To disclose the reason for the long cycle life and good rate capacity of S/BC composite, a control S/acetylene black composite was investigated. Actually, as shown in Fig. 5a, the control cell after 60 cycles decreased to only 178 mA h g−1, showing only 10.6% utilization of the sulfur, which is far from practical application and also lost the discharge/charge plateaus. While the S/BC composite displayed an initial specific discharge capacity of 876 mA h g−1 and retained at 612 mA h g−1 after 60 cycles. Based on the interaction and integration of Li–S battery in mind, the surface morphology and structure of the cycled Li anode (LiS) from the control cell and anode (LiBC) from the S/CB composite cell cycled 60 cycles were investigated by XRD and SEM. A layer of passivation was observed on the cycled LiBC surface (Fig. 5d), while there were only corrosive lines on the LiS (Fig. 5c). The layer was indexed to be Li2S by the XRD pattern (Fig. 5b). The phenomena may be due to that the S/BC could activate more sulfur to reduction and promise larger contact area with the electrolyte.


image file: c4ra12509f-f5.tif
Fig. 5 (a) Cycle performance of S/BC and S/acetylene black; (b) XRD pattern of the cycled Li anode; SEM images of the cycled Li anode from (c) the S/acetylene black and (d) S/BC composite cells after 60 cycles, (e) from S/BC composite cells after 500 cycles; (f) SEM image of the fresh Li metal.

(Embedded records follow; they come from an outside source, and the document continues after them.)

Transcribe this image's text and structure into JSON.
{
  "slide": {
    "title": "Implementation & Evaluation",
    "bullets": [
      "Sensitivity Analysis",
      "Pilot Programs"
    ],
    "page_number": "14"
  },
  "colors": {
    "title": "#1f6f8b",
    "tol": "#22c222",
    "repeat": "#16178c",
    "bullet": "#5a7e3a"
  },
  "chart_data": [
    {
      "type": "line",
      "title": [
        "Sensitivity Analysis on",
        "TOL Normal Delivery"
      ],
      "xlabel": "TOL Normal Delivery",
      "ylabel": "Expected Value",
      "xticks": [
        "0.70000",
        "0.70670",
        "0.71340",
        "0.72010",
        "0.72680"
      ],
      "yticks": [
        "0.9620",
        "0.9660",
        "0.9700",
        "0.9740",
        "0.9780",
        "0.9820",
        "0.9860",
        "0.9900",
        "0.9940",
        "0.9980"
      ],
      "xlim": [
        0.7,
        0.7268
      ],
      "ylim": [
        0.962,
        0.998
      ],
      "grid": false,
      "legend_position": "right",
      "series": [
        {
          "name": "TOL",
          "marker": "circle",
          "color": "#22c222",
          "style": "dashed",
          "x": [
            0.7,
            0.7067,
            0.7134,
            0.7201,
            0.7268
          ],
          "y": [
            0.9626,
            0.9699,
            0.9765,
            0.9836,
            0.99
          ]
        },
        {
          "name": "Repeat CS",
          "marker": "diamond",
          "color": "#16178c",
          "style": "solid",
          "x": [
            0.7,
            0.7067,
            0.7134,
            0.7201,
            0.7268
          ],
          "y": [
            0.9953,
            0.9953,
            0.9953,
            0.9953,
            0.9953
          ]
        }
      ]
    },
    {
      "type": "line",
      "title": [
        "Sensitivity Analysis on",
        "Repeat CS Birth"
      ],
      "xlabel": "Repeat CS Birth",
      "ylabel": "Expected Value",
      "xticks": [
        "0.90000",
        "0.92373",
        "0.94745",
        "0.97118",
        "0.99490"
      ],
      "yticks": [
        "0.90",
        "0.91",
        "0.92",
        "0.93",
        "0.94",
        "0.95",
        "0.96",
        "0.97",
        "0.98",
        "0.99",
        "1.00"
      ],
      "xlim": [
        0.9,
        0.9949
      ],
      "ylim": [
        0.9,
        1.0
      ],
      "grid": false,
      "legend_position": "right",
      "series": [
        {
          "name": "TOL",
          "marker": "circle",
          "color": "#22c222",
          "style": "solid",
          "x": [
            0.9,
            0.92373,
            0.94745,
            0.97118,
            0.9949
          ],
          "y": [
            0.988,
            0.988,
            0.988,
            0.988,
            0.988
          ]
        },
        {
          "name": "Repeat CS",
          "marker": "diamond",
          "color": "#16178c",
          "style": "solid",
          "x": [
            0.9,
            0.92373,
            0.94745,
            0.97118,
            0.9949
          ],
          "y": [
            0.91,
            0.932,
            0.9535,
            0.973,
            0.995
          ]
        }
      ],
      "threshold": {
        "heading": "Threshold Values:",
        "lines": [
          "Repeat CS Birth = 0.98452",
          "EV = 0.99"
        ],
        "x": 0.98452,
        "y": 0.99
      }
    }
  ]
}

Further, the cycled Li anode from the S/BC after 500 cycles was also studied shown in Fig. 5e. There is a more stable dense and roughness layer on the surface of the cycled Li, which seems to be an evolution with cycling in contrast to the cycled Li anode after 60 cycles and absolutely different with that on the fresh Li metal (Fig. 5f). The layer was indexed to be Li2S by the XRD pattern (Fig. 5b). This passivation layer can help impede the penetration of polysulfides and provide the ion pathway, leading to a long-term cycle stability and good rate performance.23

Generally speaking, the good stability of Li–S batteries is resulted from the immobilization of polysulfides at the cathode region, the blocked polysulfide dissolution in the electrolyte or the protection of Li anode surface.23,39,44 For the bamboo charcoal/sulfur composites, the BC matrix possesses a small specific surface area, poor microporous or mesoporous structure. So BC plays a key role to enhance the charge and ion transport and is limited for immobilizing the active material and polysulfides.6 Combing the above results, it could assume that the well-connected and ordered porous BC could activate large amount of sulfur into reduction at the same time and then induce a certain amount of polysulfides into electrolyte due to the concentration gradient at the electrode/electrolyte interface. The reduction of polysulfides on the Li metal could react with the Li metal and promote a solid electrolyte interphase layer on the surface of Li anode.

Conclusions

In summary, a renewable, low cost and scalable activated carbon obtained from bamboo has been successfully used as the host of sulfur to design the S/BC composites cathode for stable Li–S battery. An initial specific discharge capacity of 685 mA h g–1 along with a fading rate of 0.079% (0.5 C, 500 cycles) is obtained for the S/BC composite materials. The stability of S/BC composite cathode is attributed to the special pore structure of the bamboo charcoal and the stable solid electrolyte interphase layer self-deposited on Li anode. The detailed process for the formation of the Li protect layer will be studied in the future. The overall stability of the S/BC composite cathode accompanied by a stable anode is good. Besides, with appealing performance at higher charge/discharge rates the S/BC composite is of significant promise for high energy/power density rechargeable batteries.

Acknowledgements

We gratefully acknowledge financial support from the National Natural Science Foundation of China (nos 11372267 and 11102176), the Emerging Strategic Industries of Hunan Province (2012GK4075), the Science and Technology Program of Hunan Province (2013GK3163) and the Graduate Innovation Program of Hunan Province (CX2013B258).